Under the town’s current regulations, Daylight Savings Time is listed as March 10 through November 2. The suggested change would make it March 8 through October 31. The period of time when shellfishing is permitted would remain the same, from sunrise to 6 PM.
Current regulations list Standard Time as November 3 through March 7. The amended time would make it November 1 through March 13. Shellfishing hours, again, would stay the same, sunrise to 4:30 PM.
Mr. Southwood noted that unlike most of the other towns on the Cape, Bourne does not allow shellfishing to take place up to sunset.
The amended regulations also call for a change to the container the town requires shellfishermen to use when harvesting their catch. Regulations specify that commercial permit holders must use “Town of Bourne approved one (1) bushel plastic totes.”
“Think of it as a big milk crate,” Mr. Southwood said. “They’re old, they’re hard to get, they’re expensive.”
He said that most other towns now allow a basket that is still a bushel in measurement, but which is easier to carry, he said.
Mr. Southwood also noted that the shellfish permit fees in the amended regulations would reflect the state’s adoption of The Brave Act. Passed in August, 2018, the Brave Act provides additional support and benefits to military veterans and their families.
Under the provisions of The Brave Act, veterans now cannot be charged more than the residential shellfish permit fee, whether they live in Bourne or not, Mr. Southwood said.
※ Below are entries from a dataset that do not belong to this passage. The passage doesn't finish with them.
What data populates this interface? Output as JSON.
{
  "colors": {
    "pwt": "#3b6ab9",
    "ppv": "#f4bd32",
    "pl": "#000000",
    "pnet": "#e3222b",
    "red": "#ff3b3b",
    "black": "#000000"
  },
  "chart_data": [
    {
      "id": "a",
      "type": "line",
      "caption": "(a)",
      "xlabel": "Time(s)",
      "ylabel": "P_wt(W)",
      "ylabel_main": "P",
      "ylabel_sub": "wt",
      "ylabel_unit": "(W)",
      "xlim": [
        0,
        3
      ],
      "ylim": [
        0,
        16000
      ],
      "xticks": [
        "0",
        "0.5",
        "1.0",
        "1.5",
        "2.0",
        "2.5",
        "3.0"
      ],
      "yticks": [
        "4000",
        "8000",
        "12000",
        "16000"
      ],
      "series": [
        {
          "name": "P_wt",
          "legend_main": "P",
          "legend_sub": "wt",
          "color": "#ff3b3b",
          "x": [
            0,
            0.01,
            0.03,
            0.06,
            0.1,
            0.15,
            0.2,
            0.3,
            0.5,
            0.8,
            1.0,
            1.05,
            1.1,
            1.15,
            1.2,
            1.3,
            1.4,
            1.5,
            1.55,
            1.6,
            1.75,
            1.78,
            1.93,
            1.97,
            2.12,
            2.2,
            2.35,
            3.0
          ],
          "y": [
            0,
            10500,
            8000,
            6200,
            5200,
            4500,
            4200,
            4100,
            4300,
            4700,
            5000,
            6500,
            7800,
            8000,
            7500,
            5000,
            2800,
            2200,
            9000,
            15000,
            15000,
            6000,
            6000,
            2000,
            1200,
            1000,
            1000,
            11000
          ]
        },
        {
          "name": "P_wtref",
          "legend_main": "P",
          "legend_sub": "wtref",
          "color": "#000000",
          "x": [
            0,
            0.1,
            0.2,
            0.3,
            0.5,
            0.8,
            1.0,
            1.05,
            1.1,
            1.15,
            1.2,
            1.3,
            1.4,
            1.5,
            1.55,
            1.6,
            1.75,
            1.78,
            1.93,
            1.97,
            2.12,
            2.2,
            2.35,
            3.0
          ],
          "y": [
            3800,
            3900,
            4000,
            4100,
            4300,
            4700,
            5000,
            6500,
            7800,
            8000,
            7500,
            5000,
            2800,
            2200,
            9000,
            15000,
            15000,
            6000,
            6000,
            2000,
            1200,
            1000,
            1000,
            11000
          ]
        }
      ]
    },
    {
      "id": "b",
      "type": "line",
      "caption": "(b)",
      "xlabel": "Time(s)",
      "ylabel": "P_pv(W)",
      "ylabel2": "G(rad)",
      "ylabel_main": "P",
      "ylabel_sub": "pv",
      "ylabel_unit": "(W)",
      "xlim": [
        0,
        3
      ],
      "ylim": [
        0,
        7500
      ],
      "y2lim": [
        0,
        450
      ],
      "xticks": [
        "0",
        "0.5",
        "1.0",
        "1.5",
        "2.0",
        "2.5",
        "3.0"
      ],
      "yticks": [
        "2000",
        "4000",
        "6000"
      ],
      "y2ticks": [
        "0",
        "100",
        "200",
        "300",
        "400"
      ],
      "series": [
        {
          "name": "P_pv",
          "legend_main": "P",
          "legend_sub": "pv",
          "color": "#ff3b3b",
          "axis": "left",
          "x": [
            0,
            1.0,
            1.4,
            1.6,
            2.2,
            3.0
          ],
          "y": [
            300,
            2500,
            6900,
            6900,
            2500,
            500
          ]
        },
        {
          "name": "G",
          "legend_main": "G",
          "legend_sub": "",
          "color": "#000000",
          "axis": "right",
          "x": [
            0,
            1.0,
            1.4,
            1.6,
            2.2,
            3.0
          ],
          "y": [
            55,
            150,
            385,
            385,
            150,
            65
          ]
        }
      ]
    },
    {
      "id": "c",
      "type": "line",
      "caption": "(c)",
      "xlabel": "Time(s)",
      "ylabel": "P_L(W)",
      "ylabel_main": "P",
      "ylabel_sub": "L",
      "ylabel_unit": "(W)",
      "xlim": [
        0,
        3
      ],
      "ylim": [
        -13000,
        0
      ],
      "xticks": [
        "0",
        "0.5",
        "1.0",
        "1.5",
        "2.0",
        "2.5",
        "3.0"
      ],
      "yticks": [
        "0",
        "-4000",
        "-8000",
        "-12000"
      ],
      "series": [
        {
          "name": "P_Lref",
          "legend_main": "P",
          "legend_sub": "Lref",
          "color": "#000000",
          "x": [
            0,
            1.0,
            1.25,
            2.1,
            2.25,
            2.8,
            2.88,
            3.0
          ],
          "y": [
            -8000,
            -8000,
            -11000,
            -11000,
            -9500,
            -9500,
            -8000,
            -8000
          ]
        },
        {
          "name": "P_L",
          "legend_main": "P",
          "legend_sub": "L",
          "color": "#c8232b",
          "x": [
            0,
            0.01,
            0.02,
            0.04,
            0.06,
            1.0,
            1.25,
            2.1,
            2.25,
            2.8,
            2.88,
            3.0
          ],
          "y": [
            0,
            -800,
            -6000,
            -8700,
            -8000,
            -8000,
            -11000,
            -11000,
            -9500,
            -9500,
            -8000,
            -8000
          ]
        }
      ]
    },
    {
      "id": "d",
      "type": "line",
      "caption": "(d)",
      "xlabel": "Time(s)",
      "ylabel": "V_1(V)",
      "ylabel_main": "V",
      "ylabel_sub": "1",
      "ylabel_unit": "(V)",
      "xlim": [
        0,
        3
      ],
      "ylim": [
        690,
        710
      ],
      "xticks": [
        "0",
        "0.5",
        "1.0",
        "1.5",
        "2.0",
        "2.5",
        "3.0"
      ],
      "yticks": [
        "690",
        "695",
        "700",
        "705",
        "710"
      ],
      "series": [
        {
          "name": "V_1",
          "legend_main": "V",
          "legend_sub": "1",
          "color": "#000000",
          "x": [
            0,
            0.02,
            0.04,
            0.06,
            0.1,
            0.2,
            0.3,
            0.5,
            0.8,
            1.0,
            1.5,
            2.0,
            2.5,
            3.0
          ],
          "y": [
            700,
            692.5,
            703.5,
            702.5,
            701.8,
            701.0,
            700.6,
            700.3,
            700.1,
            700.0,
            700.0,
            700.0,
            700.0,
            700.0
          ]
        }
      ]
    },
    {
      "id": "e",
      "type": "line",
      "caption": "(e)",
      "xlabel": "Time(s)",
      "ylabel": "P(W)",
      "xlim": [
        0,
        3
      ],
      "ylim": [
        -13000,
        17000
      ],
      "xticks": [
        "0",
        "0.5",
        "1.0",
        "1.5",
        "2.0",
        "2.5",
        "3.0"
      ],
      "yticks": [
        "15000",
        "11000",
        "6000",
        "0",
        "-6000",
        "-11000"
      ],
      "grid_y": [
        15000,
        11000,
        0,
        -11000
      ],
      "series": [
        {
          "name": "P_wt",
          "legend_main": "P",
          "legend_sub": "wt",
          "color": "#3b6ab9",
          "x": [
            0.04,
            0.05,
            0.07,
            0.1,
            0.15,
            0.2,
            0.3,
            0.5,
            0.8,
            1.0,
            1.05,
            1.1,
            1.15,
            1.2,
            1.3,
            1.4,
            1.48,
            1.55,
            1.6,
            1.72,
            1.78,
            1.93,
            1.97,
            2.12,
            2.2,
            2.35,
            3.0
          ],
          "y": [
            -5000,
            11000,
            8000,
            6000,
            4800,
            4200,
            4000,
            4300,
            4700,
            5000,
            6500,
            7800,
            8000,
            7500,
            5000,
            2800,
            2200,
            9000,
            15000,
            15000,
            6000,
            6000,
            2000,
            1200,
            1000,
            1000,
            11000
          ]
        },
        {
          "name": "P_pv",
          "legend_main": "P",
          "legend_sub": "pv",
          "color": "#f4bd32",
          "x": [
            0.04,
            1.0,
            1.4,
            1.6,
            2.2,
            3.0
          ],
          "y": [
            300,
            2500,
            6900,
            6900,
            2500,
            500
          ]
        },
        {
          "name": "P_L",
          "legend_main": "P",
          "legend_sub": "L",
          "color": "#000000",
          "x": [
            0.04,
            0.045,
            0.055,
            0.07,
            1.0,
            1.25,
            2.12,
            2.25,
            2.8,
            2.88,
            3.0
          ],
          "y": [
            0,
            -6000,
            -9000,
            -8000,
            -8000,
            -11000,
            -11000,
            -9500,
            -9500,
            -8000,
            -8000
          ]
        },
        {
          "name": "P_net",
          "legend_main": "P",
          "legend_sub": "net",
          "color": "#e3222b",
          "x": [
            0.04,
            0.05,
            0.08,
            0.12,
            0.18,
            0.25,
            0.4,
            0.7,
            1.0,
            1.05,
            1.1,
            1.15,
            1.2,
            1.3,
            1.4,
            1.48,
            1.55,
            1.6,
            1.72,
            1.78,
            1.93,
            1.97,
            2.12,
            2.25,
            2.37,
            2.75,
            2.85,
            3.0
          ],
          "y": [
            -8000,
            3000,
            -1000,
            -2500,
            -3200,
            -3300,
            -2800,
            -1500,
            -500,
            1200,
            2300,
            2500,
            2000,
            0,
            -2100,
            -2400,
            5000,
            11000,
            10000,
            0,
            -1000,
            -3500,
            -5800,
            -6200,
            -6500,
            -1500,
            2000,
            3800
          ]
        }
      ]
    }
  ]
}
The shellfish permit fee for a non-Bourne resident who lives in Massachusetts is $175. However, someone who lives in, or own taxable real property, in Bourne, pay only $35. The amended regulations allow any veteran living in Massachusetts to pay the resident rate of $35.
In addition, seniors (age 65 years or older) who are residents of Bourne pay $10 for a shellfish permit. Any veteran who is 65 or older and living in Massachusetts will only be charged the senior resident rate of $10.
“It’s the least we can do for somebody that served our country,” Mr. Southwood said.
Mr. Southwood said he needs to have the town’s shellfish regulations approved by the beginning of the new year. Assistant Town Administrator Glenn D. Cannon explained that in order to do that, the board would have to waive its standard three readings before voting on the measures.
The board voted in favor of a motion to vote on the regulations following a second reading at the selectmen’s meeting on Tuesday, December 3.